Two decades ago, Malappuram district, situated towards the northern end of Kerala, embraced the literacy mission campaign with great zest. But today, in this Muslim hinterland of Kerala, parents prefer to marry off their daughters by the time they are 14 and some even suggest to teachers that they fail them in school.
Malappuram is an example of how even a high rate of over 80 per cent female literacy does not free girls from the vicious cycle of early marriage, high rate of infant and maternal mortality and poverty.
According to a Rapid Household Survey conducted by the Union Health Ministry in 1999, while only 9.1 per cent of Kerala girls marry before they are 18, in Malappuram (consisting of five municipalities and 100 village councils or panchayats), 36 per cent are married before they reach 18.
"Parents do not mind sending daughters to school as long as they do not go to class 10," says a local high school headmaster. "Last year, a parent came to me asking me to fail his daughter, a good student, in class 9. He feared she would not get a husband if it were known that she had turned 15 (average age of a class 10 student). When I refused, the man withdrew his daughter from school."
Muhammad, headmaster of Makkaraparambu Government High School, says that in 2003, eight girls who cleared class 8 and 9 and six who passed Class 9 and 10, dropped out of school.

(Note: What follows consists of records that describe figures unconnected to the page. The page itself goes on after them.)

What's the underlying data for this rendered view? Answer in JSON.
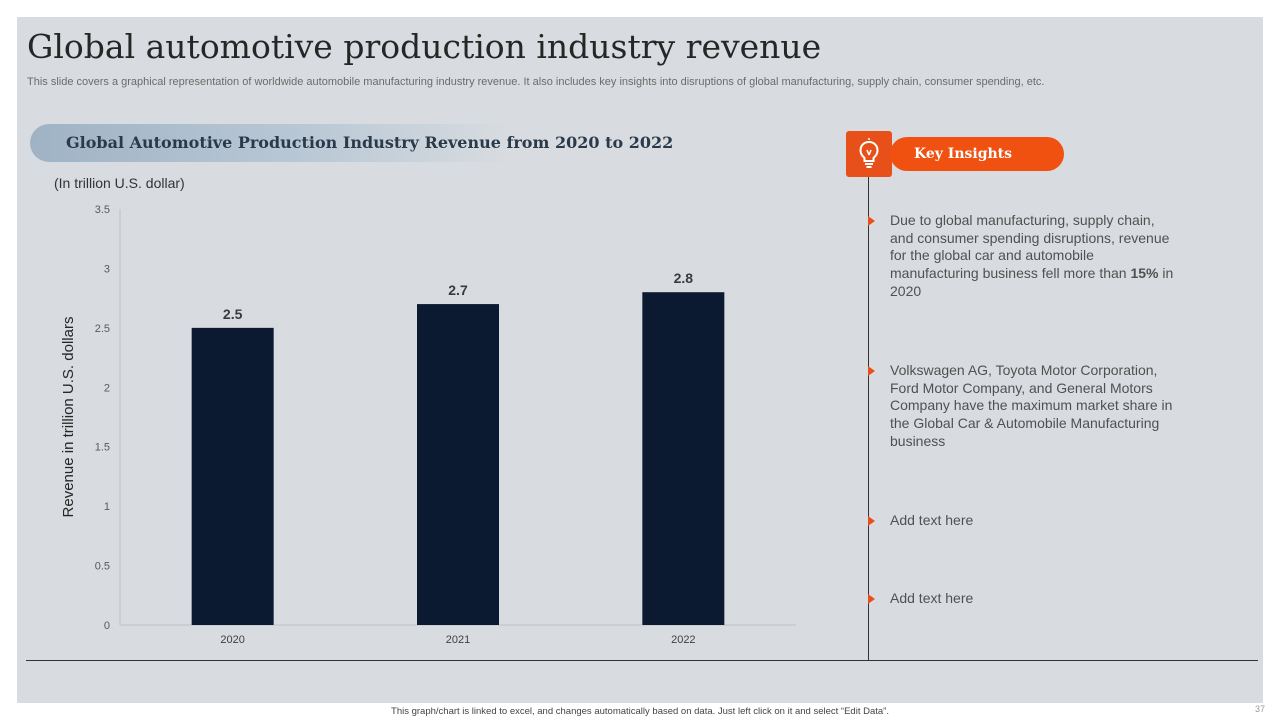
{
  "slide": {
    "title": "Global automotive production industry revenue",
    "subtitle": "This slide covers a graphical representation of worldwide automobile manufacturing industry revenue. It also includes key insights into disruptions of global manufacturing, supply chain, consumer spending, etc.",
    "footer_note": "This graph/chart is linked to excel, and changes automatically based on data. Just left click on it and select “Edit Data”.",
    "page_number": "37"
  },
  "chart_section": {
    "banner_title": "Global Automotive Production Industry Revenue from 2020 to 2022",
    "unit_note": "(In trillion U.S. dollar)"
  },
  "chart_data": {
    "type": "bar",
    "categories": [
      "2020",
      "2021",
      "2022"
    ],
    "values": [
      2.5,
      2.7,
      2.8
    ],
    "data_labels": [
      "2.5",
      "2.7",
      "2.8"
    ],
    "title": "Global Automotive Production Industry Revenue from 2020 to 2022",
    "xlabel": "",
    "ylabel": "Revenue in trillion U.S. dollars",
    "ylim": [
      0,
      3.5
    ],
    "yticks": [
      0,
      0.5,
      1,
      1.5,
      2,
      2.5,
      3,
      3.5
    ],
    "ytick_labels": [
      "0",
      "0.5",
      "1",
      "1.5",
      "2",
      "2.5",
      "3",
      "3.5"
    ],
    "bar_color": "#0b1a30",
    "grid": false
  },
  "insights": {
    "header": "Key Insights",
    "icon": "lightbulb-icon",
    "accent_color": "#f05010",
    "items": [
      {
        "before": "Due to global manufacturing, supply chain, and consumer spending disruptions, revenue for the global car and automobile manufacturing business fell more than ",
        "bold": "15%",
        "after": " in 2020"
      },
      {
        "text": "Volkswagen AG, Toyota Motor Corporation, Ford Motor Company, and General Motors Company have the maximum market share in the Global Car & Automobile Manufacturing business"
      },
      {
        "text": "Add text here"
      },
      {
        "text": "Add text here"
      }
    ]
  }
}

Similarly, Sister Rosanna, headmistress of St Gemma's School, says there have already been four drop-outs in this academic year. As the marriage alliances take shape during the year, more and more girls will stop coming to school, it is feared.
Most women in Malappuram are grandmothers by time they reach their early 30s. "The age of the groom is never taken into consideration, though a 15-year-old girl is considered out of the marriage market," laments Ayisha bi, who had two of her daughters married at 13 and 14. Her younger daughter died during childbirth. Her elder son-in-law, in his 40s, died soon after the fourth child was born. "My elder son-in-law and I were of the same age, but we can't be choosy," she says.
The steady rise in marriage of minor girls is linked to the large inflow of Gulf money into the Malabar belt in recent years. Once the men start earning in the Gulf, they prefer to marry off their daughters as soon as possible.
In some marriages, the grooms, after a short stay in Malappuram, also go to work in the Gulf. They often return only when their minor bride is already a mother of a three-year-old child. Psychiatrists in the area say the long years of separation have also led to a rise in cases of depression among young girls. Many young girls also suffer from the `Friday Syndrome' - complaining of extra anxiety and stress on Fridays when their husbands usually telephone from the Gulf!
Since the Muslim Personal Law does not specify the marriageable age for women, the community's religious heads have encouraged the practice and sanctioned the onset of puberty as the ideal age for marriage.
The recent Kerala High Court judgement - that a Muslim girl, even if she is a minor as per the Indian Majority Act, can enter into a valid marriage agreement if she has attained puberty - will only foster such unfair marriages. The court also upheld that the married minor's husband is legally bound to provide maintenance to her. The case was filed by a Malappuram girl, Raihanath, when she was 17 and was refused maintenance after a quick divorce.
With the rise in minor marriages, the district is fast becoming a doctor's nightmare. "Deliveries are complicated. The district has one of the highest maternal death rates," admits Dr E K Ummer, District Medical Officer, Malappuram.
Dr C Joshi, a pediatrician and head of Manjeri District Hospital, says that in a recent survey conducted among 100 below-18 mothers, it was found that 36.1 per cent of the neonates were underweight. Girls married at the age of 14 also suffer several miscarriages.
"Many mothers who come to me are 15-16 years of age. Their children have far higher chances of intra-uterine growth retardation. Children with low birth weight have greater chances of growing obese when well-fed later. These mothers are kids themselves, " feels Dr Joshi.
Shahina, a 20-year-old with two children, feels she has nothing to look forward to in life. Married at 14, she was divorced at 18. She often suffers from bouts of depression. "I studied only till Class 8. I hope my daughter doesn't face a similar fate," she says.
Incidentally, Kerala, which has the highest literacy rate in the country, also has the highest depression rate among women and related suicides.
V P Suhra, president of Nisah, a progressive forum for Muslim women, says: "Everyone knows minor marriages are rampant in Malappuram. But nobody speaks out against this practice."